We evaluate in two low-dimensional, two-player zero-sum games illustrated in Figure 1: Laser Tag and Simple Push.

Laser Tag is a symmetric game with incomplete information (Lanctot et al., 2017). The players see 17 spaces in front, 10 to the sides, and 2 spaces behind their agent. The two agents move on a grid world and get points for tagging each other with a light beam. Obstacles block movement and beams. We make the environment zero-sum by also subtracting a point from the tagged player.

Simple Push is a continuous environment introduced by Mordatch & Abbeel (2018) and released with Lowe et al. (2017).
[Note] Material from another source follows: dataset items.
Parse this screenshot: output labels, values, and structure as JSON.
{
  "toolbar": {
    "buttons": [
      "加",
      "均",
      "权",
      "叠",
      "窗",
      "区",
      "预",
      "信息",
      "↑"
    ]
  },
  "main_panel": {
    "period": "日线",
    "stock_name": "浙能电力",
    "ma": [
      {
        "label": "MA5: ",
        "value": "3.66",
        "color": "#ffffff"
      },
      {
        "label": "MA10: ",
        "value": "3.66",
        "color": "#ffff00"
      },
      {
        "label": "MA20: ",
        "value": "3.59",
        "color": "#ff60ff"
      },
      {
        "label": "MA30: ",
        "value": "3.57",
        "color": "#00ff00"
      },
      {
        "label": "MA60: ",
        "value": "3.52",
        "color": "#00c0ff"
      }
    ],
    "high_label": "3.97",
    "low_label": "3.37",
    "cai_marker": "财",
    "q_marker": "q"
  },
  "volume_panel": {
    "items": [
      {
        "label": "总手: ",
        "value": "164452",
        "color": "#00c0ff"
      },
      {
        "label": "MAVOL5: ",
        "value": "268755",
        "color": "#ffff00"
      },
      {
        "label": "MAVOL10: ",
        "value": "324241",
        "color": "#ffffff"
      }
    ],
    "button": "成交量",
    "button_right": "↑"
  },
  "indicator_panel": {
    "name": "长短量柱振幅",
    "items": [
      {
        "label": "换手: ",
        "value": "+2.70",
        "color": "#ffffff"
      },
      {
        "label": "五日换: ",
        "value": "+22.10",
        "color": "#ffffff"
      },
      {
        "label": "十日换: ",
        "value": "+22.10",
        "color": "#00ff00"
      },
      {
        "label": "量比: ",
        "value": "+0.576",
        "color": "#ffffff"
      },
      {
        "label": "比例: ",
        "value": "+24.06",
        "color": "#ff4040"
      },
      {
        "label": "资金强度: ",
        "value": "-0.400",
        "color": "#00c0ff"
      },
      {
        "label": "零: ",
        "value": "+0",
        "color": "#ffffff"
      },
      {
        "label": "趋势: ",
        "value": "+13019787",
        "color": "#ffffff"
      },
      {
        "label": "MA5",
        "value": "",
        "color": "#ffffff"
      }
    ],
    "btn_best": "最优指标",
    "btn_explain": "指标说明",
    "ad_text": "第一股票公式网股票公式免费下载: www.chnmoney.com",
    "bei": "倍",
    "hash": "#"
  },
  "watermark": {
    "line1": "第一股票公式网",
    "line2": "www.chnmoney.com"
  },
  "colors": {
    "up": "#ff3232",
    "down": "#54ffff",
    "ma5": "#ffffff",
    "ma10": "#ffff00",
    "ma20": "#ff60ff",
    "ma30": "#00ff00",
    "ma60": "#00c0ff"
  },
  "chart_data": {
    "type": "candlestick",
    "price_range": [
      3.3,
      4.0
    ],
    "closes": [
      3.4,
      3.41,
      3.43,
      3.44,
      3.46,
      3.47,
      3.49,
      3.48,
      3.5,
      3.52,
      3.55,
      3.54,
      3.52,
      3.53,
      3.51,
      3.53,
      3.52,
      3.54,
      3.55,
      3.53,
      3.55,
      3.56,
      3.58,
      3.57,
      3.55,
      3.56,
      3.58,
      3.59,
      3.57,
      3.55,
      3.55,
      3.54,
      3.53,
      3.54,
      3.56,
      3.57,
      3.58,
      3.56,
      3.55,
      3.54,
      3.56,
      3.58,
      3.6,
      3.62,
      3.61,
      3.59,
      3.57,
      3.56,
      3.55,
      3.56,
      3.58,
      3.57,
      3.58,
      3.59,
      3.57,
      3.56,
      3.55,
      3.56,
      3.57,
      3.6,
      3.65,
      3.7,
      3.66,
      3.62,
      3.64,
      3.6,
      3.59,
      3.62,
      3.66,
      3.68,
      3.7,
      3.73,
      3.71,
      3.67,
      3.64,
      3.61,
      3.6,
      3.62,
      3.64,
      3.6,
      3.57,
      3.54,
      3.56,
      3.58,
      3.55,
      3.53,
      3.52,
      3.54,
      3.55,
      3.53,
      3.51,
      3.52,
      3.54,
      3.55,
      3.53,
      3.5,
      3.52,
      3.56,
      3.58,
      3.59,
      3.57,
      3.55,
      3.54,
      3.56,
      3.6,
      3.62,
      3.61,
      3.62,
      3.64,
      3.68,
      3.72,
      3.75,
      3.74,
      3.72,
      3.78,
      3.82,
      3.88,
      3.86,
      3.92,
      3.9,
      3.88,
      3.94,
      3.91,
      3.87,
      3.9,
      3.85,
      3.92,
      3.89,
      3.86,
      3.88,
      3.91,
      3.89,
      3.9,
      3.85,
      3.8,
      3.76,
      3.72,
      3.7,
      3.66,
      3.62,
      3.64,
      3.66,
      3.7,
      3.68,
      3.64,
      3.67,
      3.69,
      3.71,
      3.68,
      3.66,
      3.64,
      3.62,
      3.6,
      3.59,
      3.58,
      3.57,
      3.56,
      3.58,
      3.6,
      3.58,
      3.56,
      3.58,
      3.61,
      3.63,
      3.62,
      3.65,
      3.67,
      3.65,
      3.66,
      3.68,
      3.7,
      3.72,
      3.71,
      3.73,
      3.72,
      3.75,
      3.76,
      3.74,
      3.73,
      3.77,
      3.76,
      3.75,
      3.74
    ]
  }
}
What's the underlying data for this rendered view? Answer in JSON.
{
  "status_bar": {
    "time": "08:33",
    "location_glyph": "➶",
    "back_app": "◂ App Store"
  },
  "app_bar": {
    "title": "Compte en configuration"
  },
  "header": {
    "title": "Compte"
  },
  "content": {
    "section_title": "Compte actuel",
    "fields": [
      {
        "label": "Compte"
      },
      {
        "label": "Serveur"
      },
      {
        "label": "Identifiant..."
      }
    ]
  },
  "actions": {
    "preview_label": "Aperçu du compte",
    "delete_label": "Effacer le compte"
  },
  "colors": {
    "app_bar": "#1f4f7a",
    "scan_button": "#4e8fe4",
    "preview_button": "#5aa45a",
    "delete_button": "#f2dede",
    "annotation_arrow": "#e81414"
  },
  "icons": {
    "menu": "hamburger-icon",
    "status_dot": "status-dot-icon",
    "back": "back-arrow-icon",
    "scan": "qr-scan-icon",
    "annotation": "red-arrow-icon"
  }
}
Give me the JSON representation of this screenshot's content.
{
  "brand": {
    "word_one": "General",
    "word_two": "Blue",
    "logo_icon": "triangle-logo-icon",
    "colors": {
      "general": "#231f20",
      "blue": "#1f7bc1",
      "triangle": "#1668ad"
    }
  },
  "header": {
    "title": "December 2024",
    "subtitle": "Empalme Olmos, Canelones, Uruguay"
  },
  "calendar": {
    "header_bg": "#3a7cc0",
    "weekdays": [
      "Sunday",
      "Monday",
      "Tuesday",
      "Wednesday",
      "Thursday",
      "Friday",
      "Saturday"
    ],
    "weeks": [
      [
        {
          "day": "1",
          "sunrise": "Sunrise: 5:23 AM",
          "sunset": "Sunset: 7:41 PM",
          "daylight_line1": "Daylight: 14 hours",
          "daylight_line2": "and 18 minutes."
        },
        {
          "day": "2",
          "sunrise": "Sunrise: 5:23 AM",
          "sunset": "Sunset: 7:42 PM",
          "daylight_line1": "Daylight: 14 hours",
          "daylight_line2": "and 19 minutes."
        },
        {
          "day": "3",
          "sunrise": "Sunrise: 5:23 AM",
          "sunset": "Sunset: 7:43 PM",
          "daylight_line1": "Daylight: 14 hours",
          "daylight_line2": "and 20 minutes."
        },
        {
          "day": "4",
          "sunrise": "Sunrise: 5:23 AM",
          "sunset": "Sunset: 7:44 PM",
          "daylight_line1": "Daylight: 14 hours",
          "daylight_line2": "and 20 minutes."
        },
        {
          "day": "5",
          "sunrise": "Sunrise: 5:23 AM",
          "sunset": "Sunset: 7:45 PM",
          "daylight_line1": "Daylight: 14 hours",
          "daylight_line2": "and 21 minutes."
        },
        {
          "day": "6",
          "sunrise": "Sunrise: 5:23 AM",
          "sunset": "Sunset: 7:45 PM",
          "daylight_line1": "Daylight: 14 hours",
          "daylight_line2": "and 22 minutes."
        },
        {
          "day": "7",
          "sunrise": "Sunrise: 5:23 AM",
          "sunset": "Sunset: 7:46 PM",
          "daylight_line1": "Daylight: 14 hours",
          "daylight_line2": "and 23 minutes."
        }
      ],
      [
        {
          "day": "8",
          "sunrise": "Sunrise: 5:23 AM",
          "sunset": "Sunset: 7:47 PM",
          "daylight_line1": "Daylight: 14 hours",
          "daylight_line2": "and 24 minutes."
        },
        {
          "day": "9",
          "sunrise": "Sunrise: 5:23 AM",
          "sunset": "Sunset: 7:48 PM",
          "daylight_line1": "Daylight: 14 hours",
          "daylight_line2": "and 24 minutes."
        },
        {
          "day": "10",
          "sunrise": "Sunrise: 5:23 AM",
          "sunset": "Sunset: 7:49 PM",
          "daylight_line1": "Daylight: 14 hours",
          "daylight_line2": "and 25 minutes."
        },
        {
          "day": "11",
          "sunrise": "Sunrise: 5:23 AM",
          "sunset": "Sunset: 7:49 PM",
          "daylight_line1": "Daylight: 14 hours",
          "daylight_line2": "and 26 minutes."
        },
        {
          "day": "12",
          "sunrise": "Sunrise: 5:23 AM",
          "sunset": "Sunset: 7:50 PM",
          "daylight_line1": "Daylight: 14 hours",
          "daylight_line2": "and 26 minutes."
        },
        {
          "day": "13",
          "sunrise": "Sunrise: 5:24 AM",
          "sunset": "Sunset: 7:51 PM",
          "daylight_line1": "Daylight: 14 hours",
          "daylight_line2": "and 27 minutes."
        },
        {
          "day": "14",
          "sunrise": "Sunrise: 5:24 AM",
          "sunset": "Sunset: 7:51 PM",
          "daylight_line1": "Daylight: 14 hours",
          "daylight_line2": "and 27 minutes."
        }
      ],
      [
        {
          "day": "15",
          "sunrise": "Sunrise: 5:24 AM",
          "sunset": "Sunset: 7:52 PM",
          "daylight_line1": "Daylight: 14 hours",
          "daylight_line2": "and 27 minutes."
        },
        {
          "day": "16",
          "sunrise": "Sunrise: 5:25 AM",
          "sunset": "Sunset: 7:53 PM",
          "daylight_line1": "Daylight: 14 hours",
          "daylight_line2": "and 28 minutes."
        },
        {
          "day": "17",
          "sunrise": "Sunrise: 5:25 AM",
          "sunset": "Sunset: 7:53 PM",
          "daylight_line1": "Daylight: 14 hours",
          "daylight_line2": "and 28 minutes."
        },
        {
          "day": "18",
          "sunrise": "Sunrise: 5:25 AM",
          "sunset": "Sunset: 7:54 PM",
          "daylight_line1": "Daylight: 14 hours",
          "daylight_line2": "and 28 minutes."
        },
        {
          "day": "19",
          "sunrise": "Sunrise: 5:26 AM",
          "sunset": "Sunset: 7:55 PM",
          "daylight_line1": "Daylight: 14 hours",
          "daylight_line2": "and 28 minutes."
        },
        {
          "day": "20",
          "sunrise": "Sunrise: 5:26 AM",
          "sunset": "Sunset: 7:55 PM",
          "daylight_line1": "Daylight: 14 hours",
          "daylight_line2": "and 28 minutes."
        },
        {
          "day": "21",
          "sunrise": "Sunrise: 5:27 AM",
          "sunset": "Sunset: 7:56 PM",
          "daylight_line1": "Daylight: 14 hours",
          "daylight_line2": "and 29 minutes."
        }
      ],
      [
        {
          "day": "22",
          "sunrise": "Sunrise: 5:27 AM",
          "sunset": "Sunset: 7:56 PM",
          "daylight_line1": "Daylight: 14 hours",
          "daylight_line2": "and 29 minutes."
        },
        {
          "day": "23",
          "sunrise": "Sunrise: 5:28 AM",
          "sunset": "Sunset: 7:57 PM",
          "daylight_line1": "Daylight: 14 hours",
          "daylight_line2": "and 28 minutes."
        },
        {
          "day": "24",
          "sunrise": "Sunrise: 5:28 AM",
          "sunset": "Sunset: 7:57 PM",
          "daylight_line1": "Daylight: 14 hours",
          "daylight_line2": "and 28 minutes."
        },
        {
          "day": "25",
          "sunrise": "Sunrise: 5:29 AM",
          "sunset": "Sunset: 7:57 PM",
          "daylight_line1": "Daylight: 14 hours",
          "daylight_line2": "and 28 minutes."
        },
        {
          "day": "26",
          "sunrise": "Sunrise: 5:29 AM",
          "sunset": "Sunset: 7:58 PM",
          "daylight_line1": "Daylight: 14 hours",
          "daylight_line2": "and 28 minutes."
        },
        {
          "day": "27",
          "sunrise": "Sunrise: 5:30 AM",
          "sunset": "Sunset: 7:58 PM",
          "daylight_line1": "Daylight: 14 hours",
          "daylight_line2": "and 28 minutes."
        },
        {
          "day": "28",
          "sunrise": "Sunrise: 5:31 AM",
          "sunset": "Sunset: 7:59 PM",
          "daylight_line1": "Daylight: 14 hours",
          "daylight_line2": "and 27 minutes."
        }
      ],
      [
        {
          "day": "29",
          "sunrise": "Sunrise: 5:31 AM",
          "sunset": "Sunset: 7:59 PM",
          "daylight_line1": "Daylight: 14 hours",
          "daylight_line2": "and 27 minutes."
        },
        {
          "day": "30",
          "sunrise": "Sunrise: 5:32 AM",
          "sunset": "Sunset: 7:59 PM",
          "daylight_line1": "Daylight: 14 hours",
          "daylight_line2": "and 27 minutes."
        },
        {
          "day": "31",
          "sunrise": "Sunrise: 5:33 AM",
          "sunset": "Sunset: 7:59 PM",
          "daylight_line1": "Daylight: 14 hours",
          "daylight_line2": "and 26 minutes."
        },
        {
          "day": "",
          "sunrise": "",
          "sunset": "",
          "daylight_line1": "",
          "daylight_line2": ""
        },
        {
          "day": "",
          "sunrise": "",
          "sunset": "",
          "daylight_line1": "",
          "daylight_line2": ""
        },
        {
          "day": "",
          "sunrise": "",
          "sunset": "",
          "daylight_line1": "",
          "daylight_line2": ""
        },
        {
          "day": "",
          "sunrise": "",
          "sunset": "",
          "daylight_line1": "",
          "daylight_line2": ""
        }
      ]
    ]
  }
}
The environment is asymmetric, with one agent the aggressor and the other the defender.111Note, that the notion of aggressor and defender in this environment is orthogonal to adversary and victim in the sense of adversarial policies.

The environment contains two randomly placed landmarks. Only the defender knows which of these is the true target, the other landmark acts as a “decoy” for the aggressor. The aggressor receives positive reward based on the defenders distance to the true target. Subtracted from this is a relative penalty, based on its own distance. Unlike vanilla Simple Push, where the defender’s rewards are solely based on its own distance, we make the environment zero-sum by giving the defender the negative of the aggressor’s reward.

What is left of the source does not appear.